Tech improves both the speed and quality we’re able to deliver. In fact, we are launching an AI-powered marketing workbench, called Charlie, that is designed to help accelerate creative ideation and collaboration between Pfizer and our agency partners. Named after our founder Charles Pfizer, and created in partnership with Publicis, Charlie provides seamless access to centralized intelligence and shared collaboration tools, such as Adobe Workfront, to enhance our ability to crowdsource ideas and push collective thinking. In a world of rapidly fragmenting media and audience attention, tools like this can help increase the speed of execution and creative exploration to penetrate critical cultural moments that influence behaviors impacting individual health. 

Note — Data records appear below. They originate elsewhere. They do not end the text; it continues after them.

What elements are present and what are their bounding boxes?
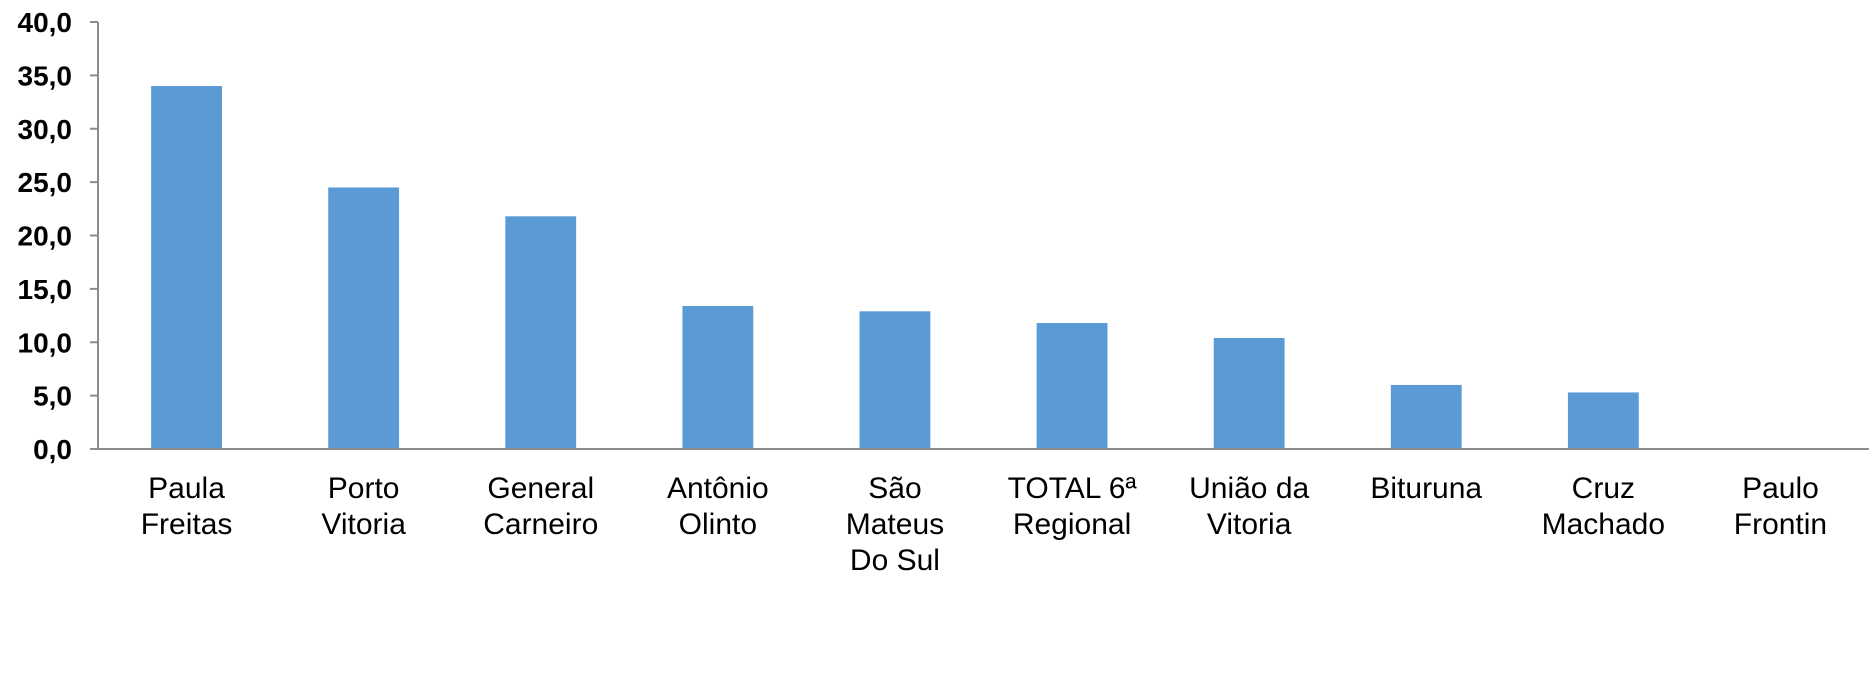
x-tick-label: Paulo Frontin bbox=[1734, 472, 1827, 541]
x-tick-label: Bituruna bbox=[1370, 472, 1482, 505]
y-tick-label: 5,0 bbox=[33, 381, 72, 412]
x-tick-label: Antônio Olinto bbox=[667, 472, 769, 541]
x-tick-label: TOTAL 6ª Regional bbox=[1008, 472, 1138, 541]
x-tick-label: São Mateus Do Sul bbox=[846, 472, 944, 577]
bar bbox=[1213, 337, 1285, 449]
bar bbox=[505, 216, 577, 449]
bar bbox=[1390, 384, 1462, 449]
bar bbox=[151, 86, 222, 450]
y-tick-label: 25,0 bbox=[18, 167, 73, 198]
bars bbox=[151, 86, 1639, 450]
y-tick-label: 0,0 bbox=[33, 434, 72, 465]
y-tick-label: 35,0 bbox=[18, 60, 73, 91]
x-tick-label: General Carneiro bbox=[483, 472, 598, 541]
y-tick-label: 10,0 bbox=[18, 327, 73, 358]
x-tick-label: União da Vitoria bbox=[1189, 472, 1309, 541]
y-tick-label: 20,0 bbox=[18, 221, 73, 252]
bar bbox=[859, 311, 931, 449]
y-axis-ticks: 0,0 5,0 10,0 15,0 20,0 25,0 30,0 35,0 40,0 bbox=[18, 7, 98, 465]
bar bbox=[682, 305, 754, 449]
y-tick-label: 15,0 bbox=[18, 274, 73, 305]
bar bbox=[328, 187, 400, 449]
x-axis-labels: Paula Freitas Porto Vitoria General Carneiro A… bbox=[141, 472, 1827, 577]
x-tick-label: Paula Freitas bbox=[141, 472, 233, 541]
y-tick-label: 40,0 bbox=[18, 7, 73, 38]
x-tick-label: Porto Vitoria bbox=[321, 472, 406, 541]
bar bbox=[1567, 392, 1639, 449]
bar bbox=[1036, 323, 1108, 449]
x-tick-label: Cruz Machado bbox=[1542, 472, 1665, 541]
y-tick-label: 30,0 bbox=[18, 114, 73, 145]
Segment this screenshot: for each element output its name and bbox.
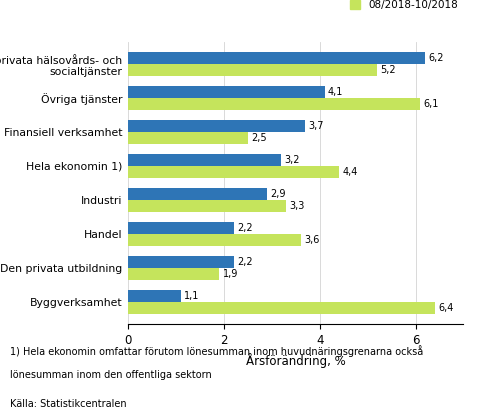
Text: 6,4: 6,4 [438, 303, 454, 313]
Bar [128, 52, 425, 64]
Text: 2,2: 2,2 [237, 257, 252, 267]
Bar [128, 302, 435, 314]
Text: 4,4: 4,4 [342, 167, 357, 177]
Text: 3,6: 3,6 [304, 235, 319, 245]
Bar [128, 200, 286, 212]
Text: 2,5: 2,5 [251, 133, 267, 143]
Text: Källa: Statistikcentralen: Källa: Statistikcentralen [10, 399, 127, 409]
Bar [128, 188, 267, 200]
Text: 1) Hela ekonomin omfattar förutom lönesumman inom huvudnäringsgrenarna också: 1) Hela ekonomin omfattar förutom lönesu… [10, 345, 423, 357]
Bar [128, 256, 234, 268]
Text: 1,1: 1,1 [184, 291, 200, 301]
Bar [128, 234, 301, 246]
Text: 2,9: 2,9 [271, 189, 286, 199]
Text: 2,2: 2,2 [237, 223, 252, 233]
Bar [128, 120, 305, 132]
Text: 3,3: 3,3 [289, 201, 305, 211]
Bar [128, 64, 377, 76]
Text: 4,1: 4,1 [328, 87, 343, 97]
Bar [128, 154, 282, 166]
Bar [128, 268, 219, 280]
Bar [128, 132, 248, 144]
Bar [128, 98, 421, 110]
Text: 6,1: 6,1 [423, 99, 439, 109]
Bar [128, 166, 339, 178]
Bar [128, 290, 181, 302]
X-axis label: Årsförändring, %: Årsförändring, % [246, 353, 346, 368]
Text: 3,7: 3,7 [309, 121, 324, 131]
Bar [128, 222, 234, 234]
Bar [128, 86, 324, 98]
Text: lönesumman inom den offentliga sektorn: lönesumman inom den offentliga sektorn [10, 370, 211, 380]
Text: 6,2: 6,2 [428, 53, 444, 63]
Legend: 08/2019-10/2019, 08/2018-10/2018: 08/2019-10/2019, 08/2018-10/2018 [350, 0, 458, 10]
Text: 5,2: 5,2 [381, 65, 396, 75]
Text: 1,9: 1,9 [222, 269, 238, 279]
Text: 3,2: 3,2 [285, 155, 300, 165]
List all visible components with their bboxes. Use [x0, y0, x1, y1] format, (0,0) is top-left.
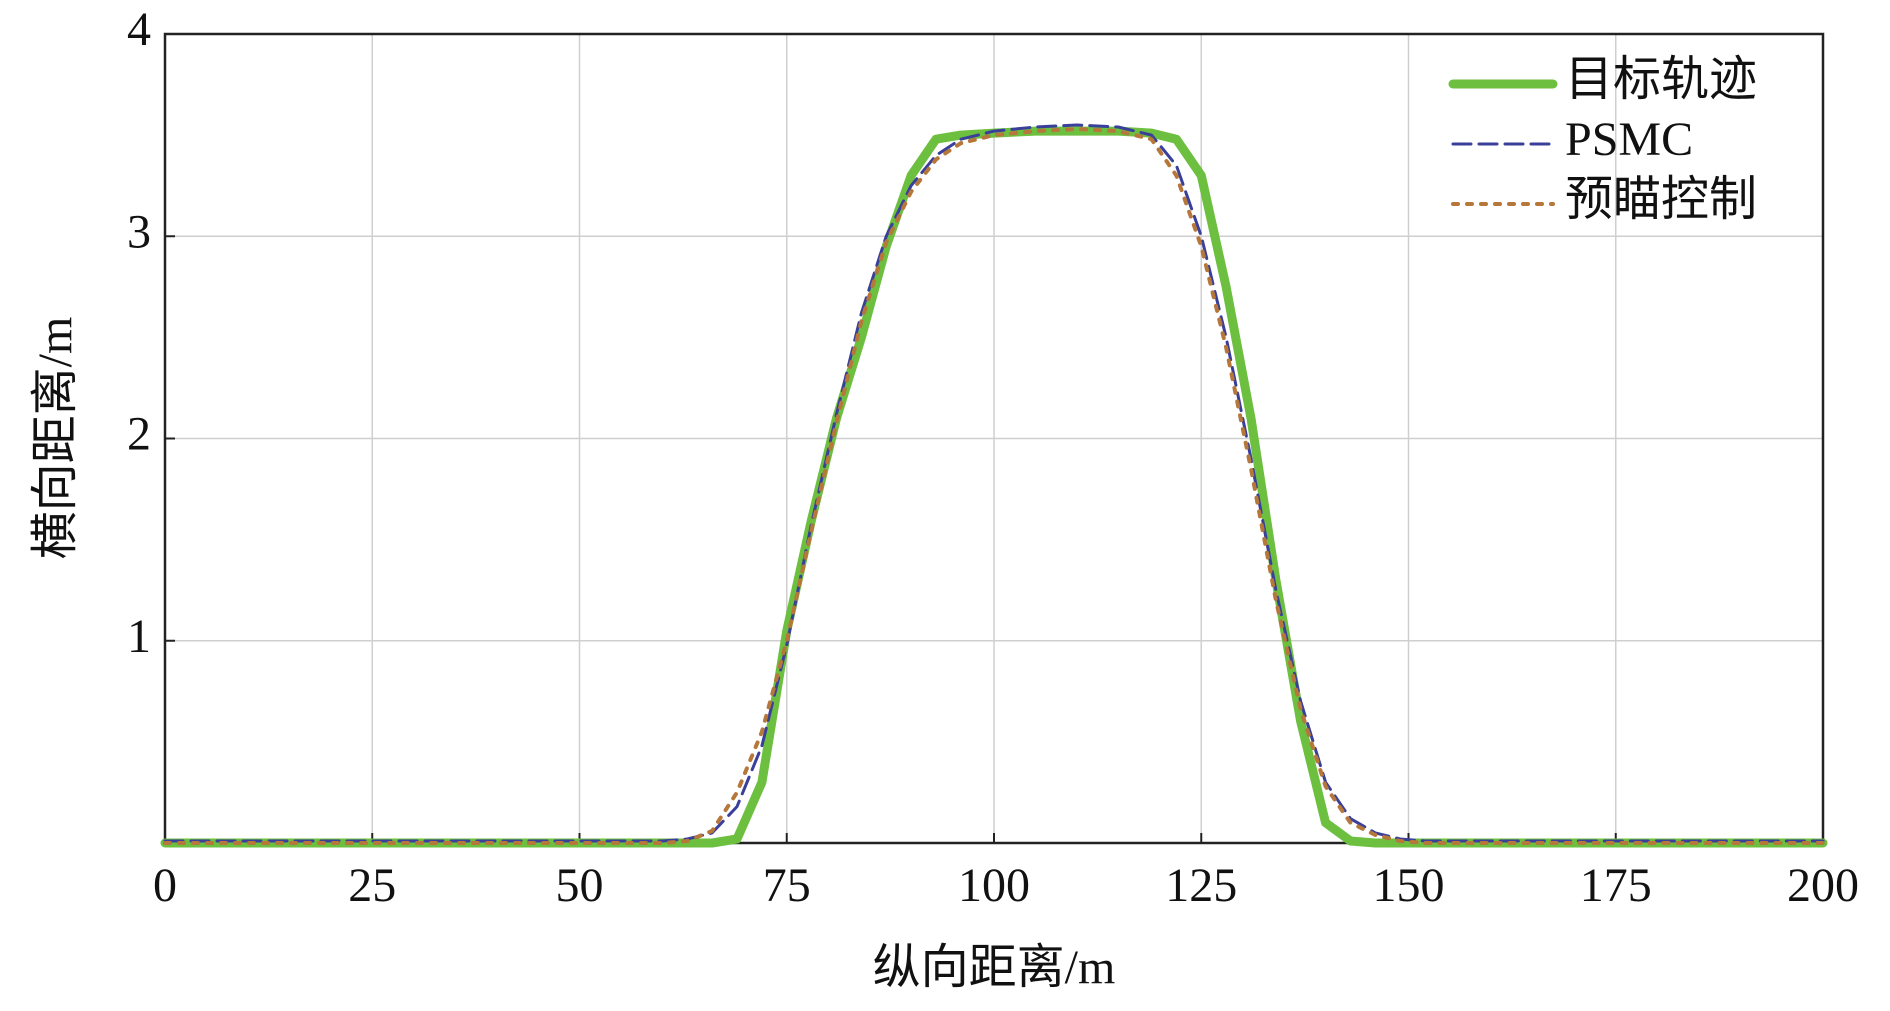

AI is also fueling a rapid proliferation of execution possibilities. For example: In a recent campaign for one of our vaccines, we worked with our creative partners at IPG to use AI at almost every step of concept testing. The creative idea was of human origin, but the production of imagery and animatics was augmented by AI. It reduced the time for producing new creative from days to hours, allowing the teams to explore more possibilities and rapidly test our creative against our audience needs, delivering four to five times more content that was extremely personalized and relevant to more people. 

Technology, powered by AI, augmented, honed and allowed our creatives to see their vision break through to a wider audience.

How does your background at brands such as Johnson & Johnson, The Coca-Cola Company, Best Buy, The Walt Disney Company help in this role? 

My background has not only exposed me to diverse industries but has also reinforced the significance of collaboration and the power of working with exceptionally talented individuals. I’ve had the privilege to surround myself with some of the smartest, innovative minds. Working across these different industries has also underscored a fundamental truth: creativity is the linchpin of transformation. No matter the industry, innovation is the door to new possibilities and creativity is the key that unlocks that door.  

I’m also passionate about breaking down barriers with organizational structure. That means less bosses and creating more leaders as well as creating strong relationships with our agency partners so we’re working as efficiently as possible toward a common goal.  

What predictions do you have for marketers in 2024? 

I really believe that AI, including Gen AI, will be the catalyst for a creative renaissance. Good creatives embrace the latest technologies and tools to expand their creative possibilities, and AI is an example of a tool that can be rocket fuel behind creativity. I’m excited to see where it will take us.